“It is a disputed point, sir,” said the Colonel. “I believe that even his Grace has been known to contradict himself in the matter, saying at one time that he would never have fought without Blücher’s explicit promise to back him up, at another flatly contradicting the report that he saw the Prussian general on the night before the battle.”

“And he did not, my boy,” sniggered the old fellow triumphantly, “for his interview with him was after midnight, and therefore on the day of the battle. I ought to know, for I sent him off there myself.”

He cackled into such a spasm of laughter that the convulsion caught his wind.

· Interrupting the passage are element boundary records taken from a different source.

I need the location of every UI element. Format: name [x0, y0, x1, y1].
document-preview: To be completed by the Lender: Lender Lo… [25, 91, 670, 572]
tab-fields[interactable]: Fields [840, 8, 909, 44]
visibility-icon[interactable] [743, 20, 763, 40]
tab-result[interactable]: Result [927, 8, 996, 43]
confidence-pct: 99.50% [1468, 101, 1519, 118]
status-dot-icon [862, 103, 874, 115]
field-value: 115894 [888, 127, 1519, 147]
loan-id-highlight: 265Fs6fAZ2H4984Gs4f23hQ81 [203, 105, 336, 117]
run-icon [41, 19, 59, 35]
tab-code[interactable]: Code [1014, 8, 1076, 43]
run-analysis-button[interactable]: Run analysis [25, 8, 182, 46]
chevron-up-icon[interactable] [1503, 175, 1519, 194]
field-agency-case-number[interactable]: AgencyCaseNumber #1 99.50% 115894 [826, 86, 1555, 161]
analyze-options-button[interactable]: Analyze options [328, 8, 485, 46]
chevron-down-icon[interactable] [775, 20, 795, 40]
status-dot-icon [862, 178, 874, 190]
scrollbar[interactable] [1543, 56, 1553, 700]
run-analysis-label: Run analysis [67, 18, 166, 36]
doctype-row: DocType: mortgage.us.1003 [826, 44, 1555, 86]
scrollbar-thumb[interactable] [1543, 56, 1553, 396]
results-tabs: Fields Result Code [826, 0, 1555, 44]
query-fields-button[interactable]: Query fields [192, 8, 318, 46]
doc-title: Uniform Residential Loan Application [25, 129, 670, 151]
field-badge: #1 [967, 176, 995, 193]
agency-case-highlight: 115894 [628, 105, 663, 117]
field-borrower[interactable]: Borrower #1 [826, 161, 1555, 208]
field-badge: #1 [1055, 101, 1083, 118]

“O, my chest!” he wheezed and gasped, “my miserable chest! I’m the most wretched creature on earth. But it’s nothing, nothing—the youngest fellows are subject to it.” He coughed and wiped his eyes with a heavily-scented handkerchief. “Yes,” he said presently, “yes, Wellington was a sound workaday general, a fine soldier, an inspired commissary, but, of genius—h’m! We need only suggest, Manty my boy, that he was well advised. The man at his elbow, hey? You need not mention it, you know, but the real hero of Waterloo—hey, d’ye see? Keep it to yourself; there were reasons against its being divulged—you understand? What, my boy!”

The Colonel stared before him as if hypnotised; he stumbled in his walk. Was it possible to mistake the implication—that the laurels ought by rights to have adorned the brow of this stranger beside him? He felt like one whose faith had suddenly exploded of its own intensity, leaving his breast a blackened shell. Could there actually have been another, of whom he had never heard, at the Duke’s right hand on that tremendous day, the presiding but unconfessed genius of it? He had heard speak of the Corsican’s little red familiar. Was his great rival, were possibly all commanding intellects, so supernaturally provided?

He was really a simple man, with a mind ruled to certain prescriptive lines of conduct. He glanced askance at his companion, who was smiling and murmuring to himself. Who in Heaven’s name could he be, and why had he selected him for his astounding confidences? For all his own fearless rectitude, an uncanny feeling began to possess him. He was glad, in turning a corner, to see the end of the path, and the head of a waiting coachman showing above the hedge. And the next moment they had emerged on to the village green.

A barouche stood there, with a bareheaded gentleman standing at its door. The liveries of the servants were scarlet, and a mounted man in a scarlet embroidered coat waited a little apart. The gentleman came forward.

“Will your Majesty be pleased to ascend?” he asked.

The King dropped the Colonel’s arm, and appeared on the instant to forget all about him.

“Yes, Watty; yes, certainly, my boy,” he said. “Is that the fiery chariot?”